Phosphorylation of Yeast Plasma Membrane H+-ATPase by Casein Kinase I

• Published in: The Journal of biological chemistry Vol. 271; no. 50; pp. 32064 - 32072
• Main Authors: Estrada, Enrique, Agostinis, Patrizia, Vandenheede, Jackie R., Goris, Jozef, Merlevede, Wilfried, François, Jean, Goffeau, André, Ghislain, Michel
• Format: Journal Article
• Language: English
• Published: United States Elsevier Inc 13.12.1996; American Society for Biochemistry and Molecular Biology
• Subjects: ACTIVIDAD ENZIMATICA; ACTIVITE ENZYMATIQUE; Binding Sites; Casein Kinase I; Casein Kinases; Cell Membrane; Cell Membrane - enzymology; Chromatography, High Pressure Liquid; enzyme activity; enzymology; ESTRUCTURA CELULAR; FOSFORILACION; GLUCOSA; GLUCOSE; Glucose - pharmacology; HIDROLASAS; Hydrogen-Ion Concentration; HYDROLASE; Kinetics; metabolism; MUTACION; MUTANT; MUTANTES; mutants; MUTATION; pharmacology; PHOSPHORYLATION; plasma membrane; Protein Kinases; Protein Kinases - metabolism; PROTEINA QUINASA; PROTEINE KINASE; Proton-Translocating ATPases; Proton-Translocating ATPases - metabolism; pyrophosphatases; SACCHAROMYCES CEREVISIAE; Saccharomyces cerevisiae Proteins; site-directed mutagenesis; STRUCTURE CELLULAIRE
• ISSN: 0021-9258; 1083-351X
• DOI: 10.1074/jbc.271.50.32064

The plasma membrane H+-ATPase of Saccharomyces cerevisiae is subject to phosphorylation by a casein kinase I activity in vitro. We show this casein kinase I activity to result from the combined function of YCK1 and YCK2, two highly similar and plasma membrane-associated casein kinase I homologues. First, H+-ATPase phosphorylation is severely impaired in the plasma membrane of YCK-deficient yeast strains. Furthermore, the wild-type level of the phosphoprotein is restored by the addition of purified mammalian casein kinase I to the mutant membranes. We used the H+-ATPase as well as a synthetic peptide substrate that contains a phosphorylation site for casein kinase I to compare kinase activity in membranes prepared from yeast cells grown in the presence or absence of glucose.
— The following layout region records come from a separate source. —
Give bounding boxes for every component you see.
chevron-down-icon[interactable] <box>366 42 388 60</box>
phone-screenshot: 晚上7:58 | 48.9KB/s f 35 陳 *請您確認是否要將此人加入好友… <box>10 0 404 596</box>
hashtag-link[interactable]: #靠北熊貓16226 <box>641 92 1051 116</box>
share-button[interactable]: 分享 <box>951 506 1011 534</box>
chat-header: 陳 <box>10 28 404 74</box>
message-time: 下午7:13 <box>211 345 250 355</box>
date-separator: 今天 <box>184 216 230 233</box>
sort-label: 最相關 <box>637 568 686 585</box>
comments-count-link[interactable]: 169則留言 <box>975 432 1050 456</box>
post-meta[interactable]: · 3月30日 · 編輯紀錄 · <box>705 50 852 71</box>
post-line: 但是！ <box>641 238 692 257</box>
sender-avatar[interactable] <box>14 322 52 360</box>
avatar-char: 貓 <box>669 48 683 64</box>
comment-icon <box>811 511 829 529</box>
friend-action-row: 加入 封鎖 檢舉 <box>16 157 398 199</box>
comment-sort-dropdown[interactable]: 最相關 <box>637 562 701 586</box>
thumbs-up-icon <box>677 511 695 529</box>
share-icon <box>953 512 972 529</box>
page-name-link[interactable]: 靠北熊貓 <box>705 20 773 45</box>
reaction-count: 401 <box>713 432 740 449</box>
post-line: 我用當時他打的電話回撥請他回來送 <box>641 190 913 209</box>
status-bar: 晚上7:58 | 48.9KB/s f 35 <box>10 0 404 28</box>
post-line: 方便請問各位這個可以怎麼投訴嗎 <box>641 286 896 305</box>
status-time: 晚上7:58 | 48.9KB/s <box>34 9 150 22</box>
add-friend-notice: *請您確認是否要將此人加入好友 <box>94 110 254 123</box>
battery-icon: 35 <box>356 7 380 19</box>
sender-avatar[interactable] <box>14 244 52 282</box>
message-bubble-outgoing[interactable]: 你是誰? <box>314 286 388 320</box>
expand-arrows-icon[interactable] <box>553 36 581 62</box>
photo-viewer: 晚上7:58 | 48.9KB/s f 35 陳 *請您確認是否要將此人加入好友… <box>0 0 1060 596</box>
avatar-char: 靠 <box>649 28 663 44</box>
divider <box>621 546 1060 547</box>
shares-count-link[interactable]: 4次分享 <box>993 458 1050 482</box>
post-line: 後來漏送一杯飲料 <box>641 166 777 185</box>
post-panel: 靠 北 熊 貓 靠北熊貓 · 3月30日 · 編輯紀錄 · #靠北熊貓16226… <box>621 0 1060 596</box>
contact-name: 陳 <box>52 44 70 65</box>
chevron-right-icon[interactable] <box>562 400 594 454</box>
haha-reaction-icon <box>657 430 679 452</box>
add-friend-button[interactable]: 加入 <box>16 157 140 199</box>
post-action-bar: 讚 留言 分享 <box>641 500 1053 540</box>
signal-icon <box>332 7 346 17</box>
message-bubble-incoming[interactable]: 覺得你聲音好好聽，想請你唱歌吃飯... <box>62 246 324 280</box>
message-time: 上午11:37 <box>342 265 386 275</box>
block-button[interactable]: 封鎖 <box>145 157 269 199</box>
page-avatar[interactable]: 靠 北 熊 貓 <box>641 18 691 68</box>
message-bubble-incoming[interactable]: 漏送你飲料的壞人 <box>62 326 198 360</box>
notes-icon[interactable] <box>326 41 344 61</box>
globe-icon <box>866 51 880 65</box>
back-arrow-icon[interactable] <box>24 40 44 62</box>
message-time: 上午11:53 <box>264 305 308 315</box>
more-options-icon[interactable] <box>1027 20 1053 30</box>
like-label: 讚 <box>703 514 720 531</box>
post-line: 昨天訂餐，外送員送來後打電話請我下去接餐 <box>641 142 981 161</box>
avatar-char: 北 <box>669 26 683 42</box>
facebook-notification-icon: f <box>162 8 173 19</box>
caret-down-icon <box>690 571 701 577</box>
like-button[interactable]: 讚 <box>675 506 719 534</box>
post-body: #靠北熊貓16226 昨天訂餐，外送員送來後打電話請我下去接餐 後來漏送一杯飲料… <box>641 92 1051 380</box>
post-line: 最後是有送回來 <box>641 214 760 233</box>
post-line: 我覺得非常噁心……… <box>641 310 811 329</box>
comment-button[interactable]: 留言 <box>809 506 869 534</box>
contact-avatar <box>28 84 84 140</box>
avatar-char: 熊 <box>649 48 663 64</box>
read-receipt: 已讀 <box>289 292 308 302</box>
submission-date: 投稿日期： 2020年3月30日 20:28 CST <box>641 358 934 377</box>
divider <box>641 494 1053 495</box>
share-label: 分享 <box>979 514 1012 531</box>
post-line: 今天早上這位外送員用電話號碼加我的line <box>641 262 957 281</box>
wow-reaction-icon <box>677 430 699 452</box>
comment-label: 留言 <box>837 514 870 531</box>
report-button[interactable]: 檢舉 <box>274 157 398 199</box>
The addition of glucose results in increased H+-ATPase activity which is associated with a decline in the phosphorylation level of the enzyme. Mutations in both YCK1 and YCK2 affect this regulation, suggesting that H+-ATPase activity is modulated by glucose via a combination of a “down-regulating” casein kinase I activity and another, yet uncharacterized, “up-regulating” kinase activity. Biochemical mapping of phosphorylated H+-ATPase identifies a major phosphopeptide that contains a consensus phosphorylation site (Ser-507) for casein kinase I. Site-directed mutagenesis of this consensus sequence indicates that Glu-504 is important for glucose-induced decrease in the apparent Km for ATP.